“A wonderful opportunity to see wild animals just being themselves. I like to play piano for animals that have had stressful lives and it’s possible that music can play a part in their rehabilitation process,” British musician Paul Barton said while playing piano for monkeys in Thailand.
Barton was a rock star to hundreds of hungry wild macaques in central Thailand. He hoped he could calm them with his music at a time when there are fewer visitors to feed them and less funds for their welfare.
The macaques were instantly drawn to Barton’s rendition of Greensleeves, Beethoven’s Fur Elise and Michael Nyman’s Diary of Love, some were eager to share his stool while others jumped on the musician’s shoulders.

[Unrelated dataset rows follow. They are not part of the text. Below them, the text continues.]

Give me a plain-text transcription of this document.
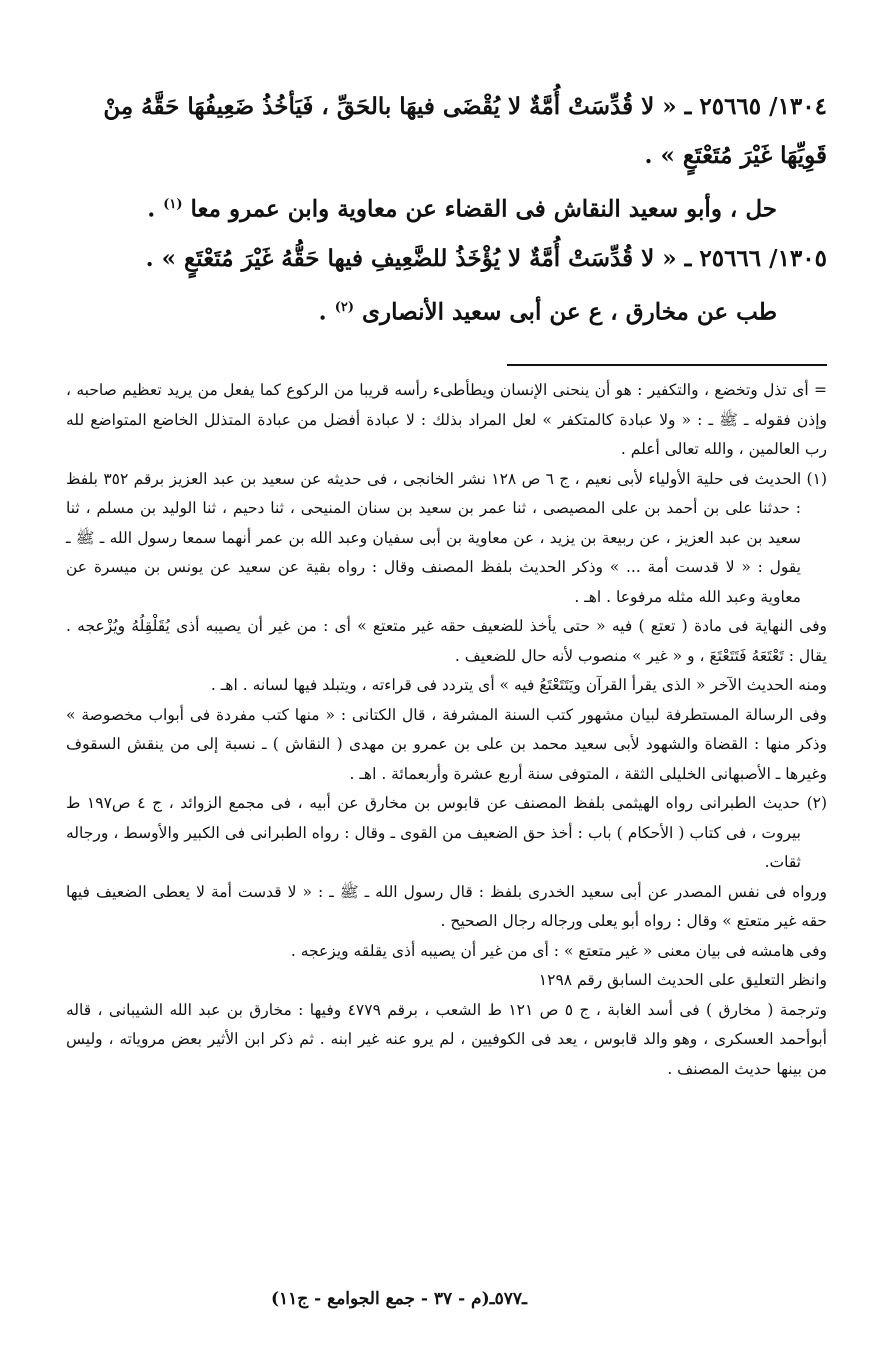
١٣٠٤/ ٢٥٦٦٥ ـ « لا قُدِّسَتْ أُمَّةٌ لا يُقْضَى فيهَا بالحَقِّ ، فَيَأخُذُ ضَعِيفُهَا حَقَّهُ مِنْ

قَوِيِّهَا غَيْرَ مُتَعْتَعٍ » .

حل ، وأبو سعيد النقاش فى القضاء عن معاوية وابن عمرو معا $^{(١)}$ .

١٣٠٥/ ٢٥٦٦٦ ـ « لا قُدِّسَتْ أُمَّةٌ لا يُؤْخَذُ للضَّعِيفِ فيها حَقُّهُ غَيْرَ مُتَعْتَعٍ » .

طب عن مخارق ، ع عن أبى سعيد الأنصارى $^{(٢)}$ .

= أى تذل وتخضع ، والتكفير : هو أن ينحنى الإنسان ويطأطىء رأسه قريبا من الركوع كما يفعل من يريد تعظيم صاحبه ، وإذن فقوله ـ ﷺ ـ : « ولا عبادة كالمتكفر » لعل المراد بذلك : لا عبادة أفضل من عبادة المتذلل الخاضع المتواضع لله رب العالمين ، والله تعالى أعلم .

(١) الحديث فى حلية الأولياء لأبى نعيم ، ج ٦ ص ١٢٨ نشر الخانجى ، فى حديثه عن سعيد بن عبد العزيز برقم ٣٥٢ بلفظ : حدثنا على بن أحمد بن على المصيصى ، ثنا عمر بن سعيد بن سنان المنيحى ، ثنا دحيم ، ثنا الوليد بن مسلم ، ثنا سعيد بن عبد العزيز ، عن ربيعة بن يزيد ، عن معاوية بن أبى سفيان وعبد الله بن عمر أنهما سمعا رسول الله ـ ﷺ ـ يقول : « لا قدست أمة ... » وذكر الحديث بلفظ المصنف وقال : رواه بقية عن سعيد عن يونس بن ميسرة عن معاوية وعبد الله مثله مرفوعا . اهـ .

وفى النهاية فى مادة ( تعتع ) فيه « حتى يأخذ للضعيف حقه غير متعتع » أى : من غير أن يصيبه أذى يُقَلْقِلُهُ ويُزْعجه . يقال : تَعْتَعَهُ فَتَتَعْتَعَ ، و « غير » منصوب لأنه حال للضعيف .

ومنه الحديث الآخر « الذى يقرأ القرآن ويَتَتَعْتَعُ فيه » أى يتردد فى قراءته ، ويتبلد فيها لسانه . اهـ .

وفى الرسالة المستطرفة لبيان مشهور كتب السنة المشرفة ، قال الكتانى : « منها كتب مفردة فى أبواب مخصوصة » وذكر منها : القضاة والشهود لأبى سعيد محمد بن على بن عمرو بن مهدى ( النقاش ) ـ نسبة إلى من ينقش السقوف وغيرها ـ الأصبهانى الخليلى الثقة ، المتوفى سنة أربع عشرة وأربعمائة . اهـ .

(٢) حديث الطبرانى رواه الهيثمى بلفظ المصنف عن قابوس بن مخارق عن أبيه ، فى مجمع الزوائد ، ج ٤ ص١٩٧ ط بيروت ، فى كتاب ( الأحكام ) باب : أخذ حق الضعيف من القوى ـ وقال : رواه الطبرانى فى الكبير والأوسط ، ورجاله ثقات.

ورواه فى نفس المصدر عن أبى سعيد الخدرى بلفظ : قال رسول الله ـ ﷺ ـ : « لا قدست أمة لا يعطى الضعيف فيها حقه غير متعتع » وقال : رواه أبو يعلى ورجاله رجال الصحيح .

وفى هامشه فى بيان معنى « غير متعتع » : أى من غير أن يصيبه أذى يقلقه ويزعجه .

وانظر التعليق على الحديث السابق رقم ١٢٩٨

وترجمة ( مخارق ) فى أسد الغابة ، ج ٥ ص ١٢١ ط الشعب ، برقم ٤٧٧٩ وفيها : مخارق بن عبد الله الشيبانى ، قاله أبوأحمد العسكرى ، وهو والد قابوس ، يعد فى الكوفيين ، لم يرو عنه غير ابنه . ثم ذكر ابن الأثير بعض مروياته ، وليس من بينها حديث المصنف .

ـ٥٧٧ـ
(م - ٣٧ - جمع الجوامع - ج١١)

The musician hoped to raise awareness of the monkeys’ hunger while also study their behavioral responses to classical music. The macaques are his latest audience, having played Bach, Schubert, Chopin, and Beethoven for more than a decade to elephants at retirement sanctuaries.
“Come together and not let the pandemic stop the macaques getting good nutritious food. We need to make an effort to make sure that they eat properly. And when they eat properly they will be calmer not so aggressive,” said 59-year-old Barton, who is a long-time Thai resident.
Barton played at four venues in Lopburi, a province famous for its monkeys, including an ancient Hindu temple, a hardware store and a theatre.